Some travelers are asked to provide their laptop passwords or unlock their mobile phones. Whether you have a right to decline to provide this information is a contested legal issue. The extent to which officers have the authority to search or copy files in your electronic devices without any reasonable suspicion that the devices contain evidence of wrongdoing is also a contested issue.
U.S. citizens cannot be denied entry to the United States for refusing to provide passwords or unlock devices, but refusal to do so might lead to delay, lengthy questioning, and/or officers seizing your device for further inspection.
For lawful permanent residents and non-citizen visa holders, refusing to cooperate might also lead to officers denying your entry into the country. If an officer searches and/or confiscates your laptop or cell phone, write down his or her name and get a receipt for your property.
Generally, customs officers may stop, detain, and search any person or item at the border. This is true even if there is nothing suspicious about you or your luggage. The government believes this authority to search without individualized suspicion extends to searches of electronic devices such as laptops and cell phones, but that is a contested legal issue. Officers, however, may not select you for a personal search or secondary inspection based on your religion, race, national origin, gender, ethnicity, or political beliefs.
Customs officers have the authority to ask your immigration status when you are entering or returning to the United States or leaving the country. They have the power to determine whether non-U.S. citizens and lawful permanent residents have the right to enter the country.

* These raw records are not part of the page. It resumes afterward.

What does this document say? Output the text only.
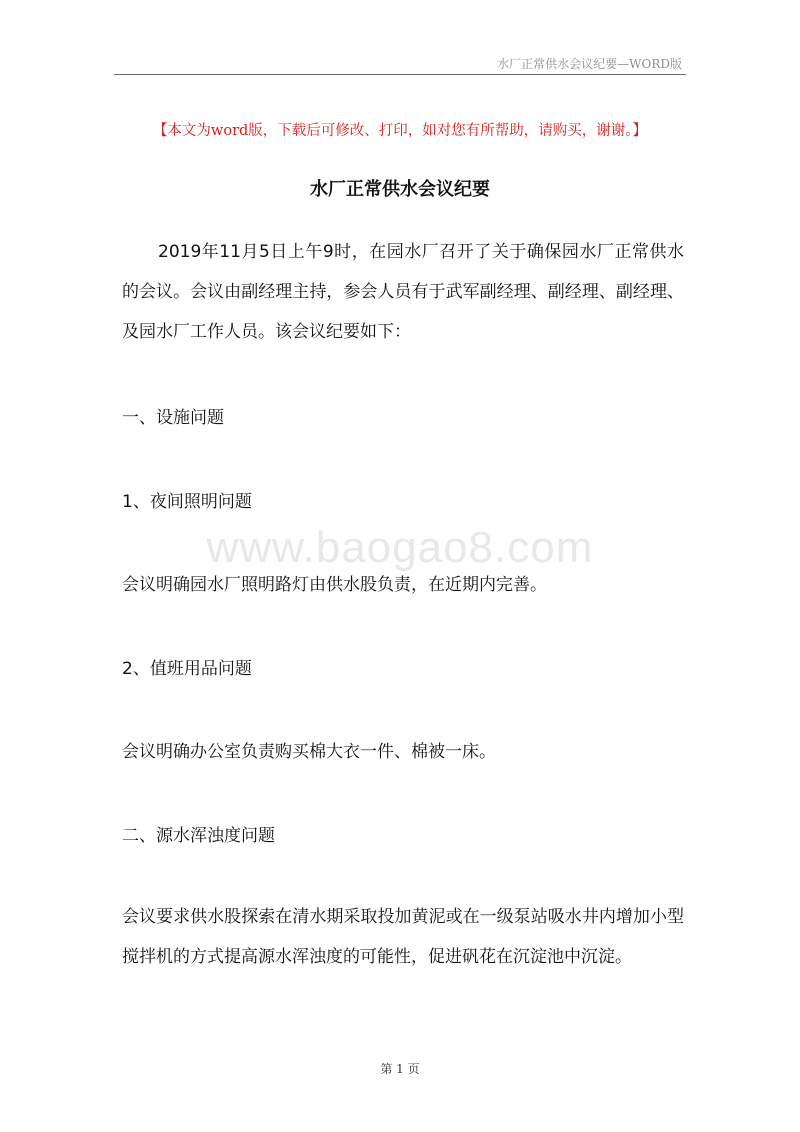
水厂正常供水会议纪要—WORD版
www.baogao8.com
【本文为word版，下载后可修改、打印，如对您有所帮助，请购买，谢谢。】
水厂正常供水会议纪要

2019年11月5日上午9时，在园水厂召开了关于确保园水厂正常供水的会议。会议由副经理主持，参会人员有于武军副经理、副经理、副经理、及园水厂工作人员。该会议纪要如下：

一、设施问题
1、夜间照明问题
会议明确园水厂照明路灯由供水股负责，在近期内完善。
2、值班用品问题
会议明确办公室负责购买棉大衣一件、棉被一床。
二、源水浑浊度问题

会议要求供水股探索在清水期采取投加黄泥或在一级泵站吸水井内增加小型搅拌机的方式提高源水浑浊度的可能性，促进矾花在沉淀池中沉淀。

第 1 页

These questions are generally asked of all travelers during primary screening.
If you are selected for further screening, called secondary screening, your right to refuse to answer questions depends on your immigration status:
If you are a U.S. citizen and you have presented a valid passport, you do not have to answer officers’ further questions, although refusing to answer routine questions about the nature and purpose of your travel could result in delay and/or further inspection. You have the right to request to speak to an attorney before answering any questions that go beyond proof of your immigration status.
If you are a lawful permanent resident, we recommend you answer officers’ questions. Your right to counsel at the border is not the same as a US citizen and thus CBP officers may not allow you to call an attorney. If CBP attempts to deny you entry you should ask to speak to the supervisor in charge of LPR admissions. You should never sign an I-407 form (relinquishing your green card).
If you are a non-citizen visa holder, you may be denied entry into the United States if you refuse to answer officers’ questions. Officers, however, may not select you for questioning based on your religion, race, national origin, gender, ethnicity, or political beliefs. If you are told you cannot enter the country and you fear you might be persecuted or tortured if you are sent back to the country from which you traveled, you may tell the customs officer about your fear and ask for asylum.